After reading a thought-provoking article by Nikki Massaro Kauffman on privacy and digital tattoos I realized something:

I don’t want my work and my personal life separated.

Leaving Work Behind

I don’t know about you, but I can’t turn my brain off when I go home. Likewise, I can’t ignore personal obligations and interests during work hours. The result is a constant tension.

My aunt once worked for a paper company where dozens of people worked in complete silence, in cubicles, Any attempt at conversation was quashed immediately – if it wasn’t work-related, it was costing the company money. No personal email, phone calls, or internet use.

The result was a lack of relationships, both inside and outside of the company. People didn’t work together, which meant everyone was on their own to accomplish their work. Everyone seemed unhappy. It was easy to leave work behind at the end of the day.

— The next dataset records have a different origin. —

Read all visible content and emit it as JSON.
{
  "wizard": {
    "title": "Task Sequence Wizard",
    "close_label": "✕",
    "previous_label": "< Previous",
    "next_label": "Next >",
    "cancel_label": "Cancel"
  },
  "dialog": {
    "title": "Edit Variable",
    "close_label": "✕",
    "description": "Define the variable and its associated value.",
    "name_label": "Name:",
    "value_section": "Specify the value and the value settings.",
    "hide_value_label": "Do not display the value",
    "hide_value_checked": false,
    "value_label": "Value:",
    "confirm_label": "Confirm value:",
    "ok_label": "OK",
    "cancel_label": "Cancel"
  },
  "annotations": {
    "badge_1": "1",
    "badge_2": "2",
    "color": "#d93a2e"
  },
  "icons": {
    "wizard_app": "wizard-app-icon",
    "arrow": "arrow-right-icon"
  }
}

Do you think these people worked hard? Did they go the extra mile? Were they motivated to make things better? Of course not. Some employees found ways to be even more inefficient so they wouldn’t have to work as hard. My aunt quit after several months of this, stressed out and dissatisfied.

Work Has to be Fun

Fun comes from a number of areas: the culture, the people, and environment, and the work itself. The culture must be supportive and forgiving.

In order to have happy, engaged, and motivated employees they have to enjoy what they do. The more you like something, the more you’ll do it. The more you do it, the better you’ll get. The better you get, the more you can get paid to do it.

Given how much of your life you’re going to spend working, shouldn’t you try to find work that you enjoy?